Het boek Psalmen roept ons op om voor God te zingen. In Psalm 96 is die oproep heel breed: ‘Zing voor de HEER een nieuw lied, zing voor de HEER, heel de aarde.’ En dan gaat het niet alleen over mensen. ‘Laat de hemel verheugd zijn, de aarde juichen, de zee bruisen en alles wat daar leeft. Laat het veld verblijd zijn en alles wat daar groeit, laten alle bomen jubelen’. Zingen voor de Heer kan dus ook zonder woorden en zonder een vaste melodie. Het is ook niet gebonden aan een bepaalde plaats of aan een bepaald moment. De schepping looft God door te zijn wie zij is, overal en altijd.

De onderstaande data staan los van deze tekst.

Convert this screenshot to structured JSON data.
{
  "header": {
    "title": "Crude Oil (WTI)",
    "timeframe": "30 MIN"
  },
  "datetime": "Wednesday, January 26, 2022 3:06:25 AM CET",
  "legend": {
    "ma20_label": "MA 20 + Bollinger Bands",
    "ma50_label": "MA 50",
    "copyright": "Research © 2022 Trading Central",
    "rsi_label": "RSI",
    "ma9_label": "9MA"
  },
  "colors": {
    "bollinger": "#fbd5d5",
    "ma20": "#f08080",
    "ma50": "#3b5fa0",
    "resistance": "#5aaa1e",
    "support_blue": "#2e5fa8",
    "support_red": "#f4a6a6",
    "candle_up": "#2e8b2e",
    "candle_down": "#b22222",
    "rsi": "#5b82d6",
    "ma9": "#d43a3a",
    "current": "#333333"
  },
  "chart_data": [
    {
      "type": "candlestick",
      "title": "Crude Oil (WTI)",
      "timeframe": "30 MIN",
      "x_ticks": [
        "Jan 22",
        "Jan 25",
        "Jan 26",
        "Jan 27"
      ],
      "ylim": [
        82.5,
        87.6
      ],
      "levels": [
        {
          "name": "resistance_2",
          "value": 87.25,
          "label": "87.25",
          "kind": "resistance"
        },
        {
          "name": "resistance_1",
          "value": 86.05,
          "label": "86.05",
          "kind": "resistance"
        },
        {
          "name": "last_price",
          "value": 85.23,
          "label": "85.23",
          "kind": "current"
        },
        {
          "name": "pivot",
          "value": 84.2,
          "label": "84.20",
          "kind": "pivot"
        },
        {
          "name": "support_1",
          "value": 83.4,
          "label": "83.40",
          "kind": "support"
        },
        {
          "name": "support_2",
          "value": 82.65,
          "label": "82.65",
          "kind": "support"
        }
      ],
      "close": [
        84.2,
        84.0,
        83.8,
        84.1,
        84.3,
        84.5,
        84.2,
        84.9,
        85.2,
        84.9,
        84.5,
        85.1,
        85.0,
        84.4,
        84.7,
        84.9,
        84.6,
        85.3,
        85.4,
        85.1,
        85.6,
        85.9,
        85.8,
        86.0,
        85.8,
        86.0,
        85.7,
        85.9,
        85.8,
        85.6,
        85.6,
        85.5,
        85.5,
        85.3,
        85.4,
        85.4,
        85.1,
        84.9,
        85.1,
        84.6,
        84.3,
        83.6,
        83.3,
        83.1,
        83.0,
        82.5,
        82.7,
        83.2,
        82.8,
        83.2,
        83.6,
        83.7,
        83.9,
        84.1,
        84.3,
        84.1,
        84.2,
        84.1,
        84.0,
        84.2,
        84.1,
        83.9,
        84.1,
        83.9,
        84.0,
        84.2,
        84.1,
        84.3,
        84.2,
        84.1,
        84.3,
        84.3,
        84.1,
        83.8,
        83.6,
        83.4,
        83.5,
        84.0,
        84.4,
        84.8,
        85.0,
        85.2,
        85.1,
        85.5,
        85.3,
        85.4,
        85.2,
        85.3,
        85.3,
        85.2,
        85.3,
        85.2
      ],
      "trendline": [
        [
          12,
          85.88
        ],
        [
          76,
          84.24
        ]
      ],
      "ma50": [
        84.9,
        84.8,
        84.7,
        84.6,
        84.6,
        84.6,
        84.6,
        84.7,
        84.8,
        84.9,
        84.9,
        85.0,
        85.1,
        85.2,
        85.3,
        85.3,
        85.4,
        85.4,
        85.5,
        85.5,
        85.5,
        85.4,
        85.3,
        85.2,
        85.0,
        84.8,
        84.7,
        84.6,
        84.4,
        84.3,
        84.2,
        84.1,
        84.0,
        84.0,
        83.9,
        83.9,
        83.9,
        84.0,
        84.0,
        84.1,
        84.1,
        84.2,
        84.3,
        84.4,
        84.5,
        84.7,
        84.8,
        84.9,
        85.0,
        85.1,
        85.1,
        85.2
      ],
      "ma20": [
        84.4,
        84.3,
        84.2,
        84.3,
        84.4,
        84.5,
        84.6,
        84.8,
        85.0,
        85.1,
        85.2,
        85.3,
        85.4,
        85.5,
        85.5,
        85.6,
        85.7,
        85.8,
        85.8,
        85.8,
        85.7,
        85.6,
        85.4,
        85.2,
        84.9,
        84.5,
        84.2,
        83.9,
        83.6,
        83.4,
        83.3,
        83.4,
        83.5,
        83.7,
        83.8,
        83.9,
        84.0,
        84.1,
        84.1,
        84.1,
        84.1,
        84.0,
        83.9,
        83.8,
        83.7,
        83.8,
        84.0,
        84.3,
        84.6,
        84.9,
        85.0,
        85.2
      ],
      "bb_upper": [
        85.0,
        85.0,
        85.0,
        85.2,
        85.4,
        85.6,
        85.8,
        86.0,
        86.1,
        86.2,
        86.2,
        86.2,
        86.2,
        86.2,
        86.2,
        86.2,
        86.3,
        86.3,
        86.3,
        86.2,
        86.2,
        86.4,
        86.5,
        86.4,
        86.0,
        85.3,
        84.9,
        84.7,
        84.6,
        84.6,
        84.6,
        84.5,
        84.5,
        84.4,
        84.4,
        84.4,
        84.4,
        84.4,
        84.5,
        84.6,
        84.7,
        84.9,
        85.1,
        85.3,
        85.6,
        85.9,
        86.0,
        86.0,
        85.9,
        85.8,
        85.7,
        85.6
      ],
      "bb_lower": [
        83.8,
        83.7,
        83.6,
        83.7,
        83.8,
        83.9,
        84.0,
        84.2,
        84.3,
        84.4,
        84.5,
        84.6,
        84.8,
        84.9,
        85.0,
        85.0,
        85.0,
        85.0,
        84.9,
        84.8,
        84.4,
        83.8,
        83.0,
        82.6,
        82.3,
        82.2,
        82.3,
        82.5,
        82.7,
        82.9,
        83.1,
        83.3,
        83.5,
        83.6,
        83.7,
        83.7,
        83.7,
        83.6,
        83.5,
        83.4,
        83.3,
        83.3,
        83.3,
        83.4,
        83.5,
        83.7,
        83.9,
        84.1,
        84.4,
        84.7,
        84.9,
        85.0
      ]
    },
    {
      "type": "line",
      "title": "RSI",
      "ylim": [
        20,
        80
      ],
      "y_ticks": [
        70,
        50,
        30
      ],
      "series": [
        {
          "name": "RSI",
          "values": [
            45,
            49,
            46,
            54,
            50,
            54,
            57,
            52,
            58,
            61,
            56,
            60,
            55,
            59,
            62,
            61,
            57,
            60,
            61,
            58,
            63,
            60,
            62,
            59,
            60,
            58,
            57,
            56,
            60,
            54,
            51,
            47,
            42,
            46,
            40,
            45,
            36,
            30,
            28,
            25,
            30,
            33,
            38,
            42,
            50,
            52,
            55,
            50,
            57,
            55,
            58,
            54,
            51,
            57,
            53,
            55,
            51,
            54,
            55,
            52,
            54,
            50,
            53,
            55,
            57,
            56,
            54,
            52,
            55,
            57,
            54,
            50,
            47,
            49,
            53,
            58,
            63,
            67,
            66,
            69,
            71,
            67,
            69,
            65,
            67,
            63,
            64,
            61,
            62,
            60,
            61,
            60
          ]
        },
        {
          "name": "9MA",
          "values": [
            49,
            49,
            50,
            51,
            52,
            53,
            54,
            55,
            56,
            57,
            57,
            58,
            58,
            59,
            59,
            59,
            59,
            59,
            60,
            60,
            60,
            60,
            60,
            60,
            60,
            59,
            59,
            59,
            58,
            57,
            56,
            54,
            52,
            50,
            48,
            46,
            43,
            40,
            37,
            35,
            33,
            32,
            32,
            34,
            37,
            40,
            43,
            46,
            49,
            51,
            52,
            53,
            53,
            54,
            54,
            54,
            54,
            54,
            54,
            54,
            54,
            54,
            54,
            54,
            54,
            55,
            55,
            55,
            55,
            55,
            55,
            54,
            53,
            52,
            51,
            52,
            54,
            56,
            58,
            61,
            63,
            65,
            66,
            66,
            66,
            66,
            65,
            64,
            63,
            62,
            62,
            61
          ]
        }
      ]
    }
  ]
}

Het hoeft dus in deze crisistijd, waarin veel muzikale activiteiten stil liggen en de kerken ’s zondags niet vol zitten met zingende mensen, niet stil te zijn. We kunnen God loven door hem te erkennen als schepper van alles, als de koning van hemel en aarde, als de rechtvaardige rechter. We prijzen God door goed met elkaar en met de schepping om te gaan. Dat is veel belangrijker dan zingen. Je kunt alleen maar op een goede manier voor de Heer zingen als je hele leven op hem gericht is.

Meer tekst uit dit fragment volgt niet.